覚醒剣グラディエイト
俺は手にしている剣が光っている現実を見つめる。
「こ、これは……」
錬金術師のピカトリスが感嘆の声を上げた。
「あんらぁ、魔力の物質伝達! あたしすんごいの見ちゃった!」
ピカトリスは外套を跳ね除けて上半身をあらわにすると、召喚の印を結び始めた。
「なら、これはどう!? 連続でいくわよ、悪霊召喚!」
ピカトリスの近くの空間からいくつもの魔法の渦ができ、そこから悪霊たちが大量に出てきた。

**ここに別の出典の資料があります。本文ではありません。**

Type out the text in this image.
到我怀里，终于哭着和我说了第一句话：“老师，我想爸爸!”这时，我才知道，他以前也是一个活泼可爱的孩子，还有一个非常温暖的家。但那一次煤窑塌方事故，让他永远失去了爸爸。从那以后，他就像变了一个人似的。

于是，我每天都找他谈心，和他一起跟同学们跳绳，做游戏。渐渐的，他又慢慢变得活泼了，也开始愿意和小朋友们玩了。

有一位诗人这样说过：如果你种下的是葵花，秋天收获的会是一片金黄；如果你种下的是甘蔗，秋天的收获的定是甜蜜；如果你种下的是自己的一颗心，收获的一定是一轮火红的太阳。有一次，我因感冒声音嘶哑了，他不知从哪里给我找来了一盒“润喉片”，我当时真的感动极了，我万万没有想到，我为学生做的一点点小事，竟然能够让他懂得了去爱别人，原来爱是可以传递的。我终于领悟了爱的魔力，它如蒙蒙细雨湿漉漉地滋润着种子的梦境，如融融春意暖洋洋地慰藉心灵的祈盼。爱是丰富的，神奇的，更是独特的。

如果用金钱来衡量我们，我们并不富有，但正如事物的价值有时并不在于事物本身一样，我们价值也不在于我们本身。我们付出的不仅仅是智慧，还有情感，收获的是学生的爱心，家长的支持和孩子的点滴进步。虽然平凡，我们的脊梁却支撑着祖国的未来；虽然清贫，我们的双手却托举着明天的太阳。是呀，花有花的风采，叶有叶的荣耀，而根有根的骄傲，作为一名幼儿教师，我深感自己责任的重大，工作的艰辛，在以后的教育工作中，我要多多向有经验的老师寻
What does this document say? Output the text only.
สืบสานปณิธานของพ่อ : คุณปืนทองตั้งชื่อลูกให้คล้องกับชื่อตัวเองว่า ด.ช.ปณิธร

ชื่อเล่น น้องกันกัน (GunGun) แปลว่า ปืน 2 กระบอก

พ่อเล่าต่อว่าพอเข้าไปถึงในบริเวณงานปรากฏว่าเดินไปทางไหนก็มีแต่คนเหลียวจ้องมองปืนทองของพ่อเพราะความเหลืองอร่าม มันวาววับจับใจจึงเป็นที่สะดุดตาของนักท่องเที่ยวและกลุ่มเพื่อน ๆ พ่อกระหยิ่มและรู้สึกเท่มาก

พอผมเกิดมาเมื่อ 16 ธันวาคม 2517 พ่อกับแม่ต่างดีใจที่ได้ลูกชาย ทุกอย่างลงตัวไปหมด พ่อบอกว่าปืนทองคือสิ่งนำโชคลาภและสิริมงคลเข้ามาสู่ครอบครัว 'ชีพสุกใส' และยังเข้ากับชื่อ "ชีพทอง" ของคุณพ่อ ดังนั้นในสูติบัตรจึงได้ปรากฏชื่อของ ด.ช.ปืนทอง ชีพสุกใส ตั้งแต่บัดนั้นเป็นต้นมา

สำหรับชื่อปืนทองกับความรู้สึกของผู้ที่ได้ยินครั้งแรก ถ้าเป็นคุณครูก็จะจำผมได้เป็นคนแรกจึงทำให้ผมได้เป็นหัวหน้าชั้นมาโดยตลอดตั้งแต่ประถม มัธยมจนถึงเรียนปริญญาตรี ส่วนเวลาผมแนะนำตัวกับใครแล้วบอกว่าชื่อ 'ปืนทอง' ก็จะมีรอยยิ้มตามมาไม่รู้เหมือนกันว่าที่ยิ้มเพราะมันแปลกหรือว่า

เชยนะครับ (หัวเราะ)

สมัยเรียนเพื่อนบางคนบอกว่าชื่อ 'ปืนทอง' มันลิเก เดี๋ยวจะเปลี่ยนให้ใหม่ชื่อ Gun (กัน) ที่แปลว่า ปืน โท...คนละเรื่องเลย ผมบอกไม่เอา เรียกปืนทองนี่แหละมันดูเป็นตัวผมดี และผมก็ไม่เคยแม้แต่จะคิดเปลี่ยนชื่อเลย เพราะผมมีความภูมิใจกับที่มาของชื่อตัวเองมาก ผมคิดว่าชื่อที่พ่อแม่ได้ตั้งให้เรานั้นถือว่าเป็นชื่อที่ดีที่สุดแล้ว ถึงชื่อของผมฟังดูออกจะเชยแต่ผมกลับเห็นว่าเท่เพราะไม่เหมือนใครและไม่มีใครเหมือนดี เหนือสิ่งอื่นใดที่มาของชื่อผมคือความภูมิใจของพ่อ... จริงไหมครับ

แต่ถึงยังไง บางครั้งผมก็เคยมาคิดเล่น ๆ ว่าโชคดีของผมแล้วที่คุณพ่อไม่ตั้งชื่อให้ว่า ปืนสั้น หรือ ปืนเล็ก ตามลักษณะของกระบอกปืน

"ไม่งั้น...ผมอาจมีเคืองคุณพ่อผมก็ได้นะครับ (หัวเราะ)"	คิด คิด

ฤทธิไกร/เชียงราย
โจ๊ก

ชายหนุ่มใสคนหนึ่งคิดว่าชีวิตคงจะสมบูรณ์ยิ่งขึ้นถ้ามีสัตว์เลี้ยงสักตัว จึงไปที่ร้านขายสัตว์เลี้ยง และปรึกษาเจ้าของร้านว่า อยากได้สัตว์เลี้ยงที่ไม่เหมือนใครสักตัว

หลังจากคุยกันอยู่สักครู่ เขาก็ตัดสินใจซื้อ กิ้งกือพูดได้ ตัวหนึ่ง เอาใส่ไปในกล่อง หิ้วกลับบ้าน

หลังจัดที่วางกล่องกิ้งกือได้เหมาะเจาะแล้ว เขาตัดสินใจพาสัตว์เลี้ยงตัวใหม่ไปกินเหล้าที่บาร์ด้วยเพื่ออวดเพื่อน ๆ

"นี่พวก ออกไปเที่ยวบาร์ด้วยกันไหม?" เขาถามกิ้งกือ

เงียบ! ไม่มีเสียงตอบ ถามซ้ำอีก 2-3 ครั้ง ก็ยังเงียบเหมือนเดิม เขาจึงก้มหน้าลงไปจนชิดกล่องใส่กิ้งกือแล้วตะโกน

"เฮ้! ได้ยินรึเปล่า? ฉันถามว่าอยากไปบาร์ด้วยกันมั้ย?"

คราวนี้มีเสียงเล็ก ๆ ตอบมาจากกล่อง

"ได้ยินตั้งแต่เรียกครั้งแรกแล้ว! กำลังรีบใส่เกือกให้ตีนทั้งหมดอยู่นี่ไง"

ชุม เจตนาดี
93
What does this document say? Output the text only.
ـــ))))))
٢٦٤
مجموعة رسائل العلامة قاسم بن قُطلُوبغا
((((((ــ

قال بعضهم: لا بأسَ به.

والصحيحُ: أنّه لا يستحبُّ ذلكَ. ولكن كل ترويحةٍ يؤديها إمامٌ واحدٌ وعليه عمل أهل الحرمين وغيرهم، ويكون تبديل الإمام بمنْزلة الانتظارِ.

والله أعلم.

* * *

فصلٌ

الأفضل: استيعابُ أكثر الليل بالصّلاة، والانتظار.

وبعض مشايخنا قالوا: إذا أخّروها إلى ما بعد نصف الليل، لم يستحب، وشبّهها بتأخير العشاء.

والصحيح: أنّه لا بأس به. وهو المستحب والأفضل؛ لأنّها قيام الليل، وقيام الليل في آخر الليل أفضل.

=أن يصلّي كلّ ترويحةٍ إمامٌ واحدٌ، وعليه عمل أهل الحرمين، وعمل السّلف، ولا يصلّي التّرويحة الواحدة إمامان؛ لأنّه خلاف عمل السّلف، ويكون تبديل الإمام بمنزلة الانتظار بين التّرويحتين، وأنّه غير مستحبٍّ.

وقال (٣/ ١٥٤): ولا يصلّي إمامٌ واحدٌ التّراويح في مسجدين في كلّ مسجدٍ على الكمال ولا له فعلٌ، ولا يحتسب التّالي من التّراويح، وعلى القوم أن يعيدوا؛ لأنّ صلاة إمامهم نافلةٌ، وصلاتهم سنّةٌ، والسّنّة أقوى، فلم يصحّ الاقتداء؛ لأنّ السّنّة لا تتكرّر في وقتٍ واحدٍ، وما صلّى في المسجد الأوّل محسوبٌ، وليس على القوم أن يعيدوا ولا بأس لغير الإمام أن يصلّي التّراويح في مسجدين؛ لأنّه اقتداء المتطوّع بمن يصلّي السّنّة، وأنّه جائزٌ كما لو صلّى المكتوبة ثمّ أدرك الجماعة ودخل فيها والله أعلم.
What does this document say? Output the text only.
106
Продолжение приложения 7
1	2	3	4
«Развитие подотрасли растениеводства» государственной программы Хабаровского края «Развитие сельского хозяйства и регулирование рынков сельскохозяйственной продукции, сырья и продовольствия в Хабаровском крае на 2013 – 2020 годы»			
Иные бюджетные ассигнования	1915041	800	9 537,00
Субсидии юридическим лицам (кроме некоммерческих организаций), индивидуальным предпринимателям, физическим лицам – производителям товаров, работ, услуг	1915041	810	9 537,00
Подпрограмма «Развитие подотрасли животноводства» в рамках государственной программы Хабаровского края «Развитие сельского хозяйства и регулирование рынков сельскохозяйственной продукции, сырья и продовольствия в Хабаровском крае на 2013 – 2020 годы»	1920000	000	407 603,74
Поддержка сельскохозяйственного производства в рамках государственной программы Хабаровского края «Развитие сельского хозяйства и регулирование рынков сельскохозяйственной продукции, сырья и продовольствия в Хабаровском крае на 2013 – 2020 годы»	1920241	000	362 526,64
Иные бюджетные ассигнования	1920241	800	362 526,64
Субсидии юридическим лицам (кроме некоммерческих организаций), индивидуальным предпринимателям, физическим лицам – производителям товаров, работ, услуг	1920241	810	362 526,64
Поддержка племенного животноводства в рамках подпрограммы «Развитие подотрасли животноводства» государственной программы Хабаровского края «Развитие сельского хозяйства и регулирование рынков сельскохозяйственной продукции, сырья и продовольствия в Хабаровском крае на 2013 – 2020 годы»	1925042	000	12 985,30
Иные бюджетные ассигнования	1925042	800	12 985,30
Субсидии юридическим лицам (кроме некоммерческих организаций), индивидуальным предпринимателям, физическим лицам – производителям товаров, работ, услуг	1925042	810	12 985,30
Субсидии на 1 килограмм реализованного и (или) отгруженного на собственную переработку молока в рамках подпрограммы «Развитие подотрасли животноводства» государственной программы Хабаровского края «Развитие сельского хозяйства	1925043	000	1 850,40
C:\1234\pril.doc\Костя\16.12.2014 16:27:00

「ゼロっ! ただでさえ苦手なオバケなのに、それがあんなに……」
ルシルの嘆く声。だが俺は……。
「そそそそんなことはない! 怖いとか苦手とか、そんな事は俺の気の持ちようだ!」
震える声で気合いを入れる。剣を握る手に力が入って、そこから温かい何かが流れていく感じがした。
近くに寄ってくる霊体に光る剣を当ててみる。
霊体は簡単に弾けて飛んだ。
「おっほ、やるわねゼロ君!」
「一撃で……」
これは、行けるのか。
俺の中で不安が可能性に変わっていく。
「そりゃっ、せいっ!」
振り回す聖剣グラディエイト。その一回の攻撃で当たった霊体は破裂して霧散する。
そう、当たるのだ。攻撃が。
今まで俺の攻撃を素通りして、魔力や精神力を奪われ続けていたものとは違ってだ。
「凄い……ゼロ」
ルシルが期待を込めた目で俺を見る。
「聖剣グラディエイトが魔力を帯びて魔法の剣になったということか。魔法の剣であれば霊体でも攻撃できる……覚醒剣グラディエイトだ!」
俺は次々と襲い来る悪霊を消滅させていく。
「それでも物質伝達は大量の魔力を消費するのよ、これがいつまでもつかしらね」
ピカトリスは地声が低い女言葉で俺を挑発する。
「それはお前も同じだろうピカトリス。お前だっていつまでも召喚し続けたりはできないだろう?」
「うっふぅん言うわねゼロ君。でもまだまだよ、あたしの召喚術はこんなもんじゃないって事、ゼロ君も知っているわよねん」
ピカトリスが大袈裟に手を振って巨大な魔方陣を空中に描き出す。
ルシルがその魔方陣を見て不安そうな声を上げた。
「ゴーレムの印……でも少し違う? それにあの大きさ。ゼロ、あいつ巨大なゴーレムを生成しようとしているよ!」
「巨大なゴーレムだと!? ゴーレムってそんな簡単に……」
「召喚術に錬金術、そして死霊魔術を操るのあたしにとってはゴーレムなんて初歩の初歩よ!」
「だが素材は、土のクレイゴーレムくらいしか……まさか」
ピカトリスが不気味な笑みを見せる。
「ご明察ぅ! あたしの後ろにいる家畜たち、それがゴーレムの素材になるのよ! さあお前たち、死した身体を新たな命で動けるようになった者たちよ、寄り集まりて一つとならん! 素材合成、超巨大フレッシュゴーレムの誕生よ!」
ピカトリスが率いてきたゾンビの群れを魔方陣が吸収していき再生成を始める。
魔方陣が砕けて散ったその光の中から、家よりも大きいゴーレムが姿を現した。ゾンビの肉体で成形されたフレッシュゴーレムが俺たちの前に立ちはだかる。
「ふっ」
「ゼロ君、何が可笑しいのよ」
ピカトリスは俺が鼻で笑った事に苛立ちを覚えたようだ。
「それはだな……」
俺は覚醒剣グラディエイトを構え直すと、目標をフレッシュゴーレムへと向けた。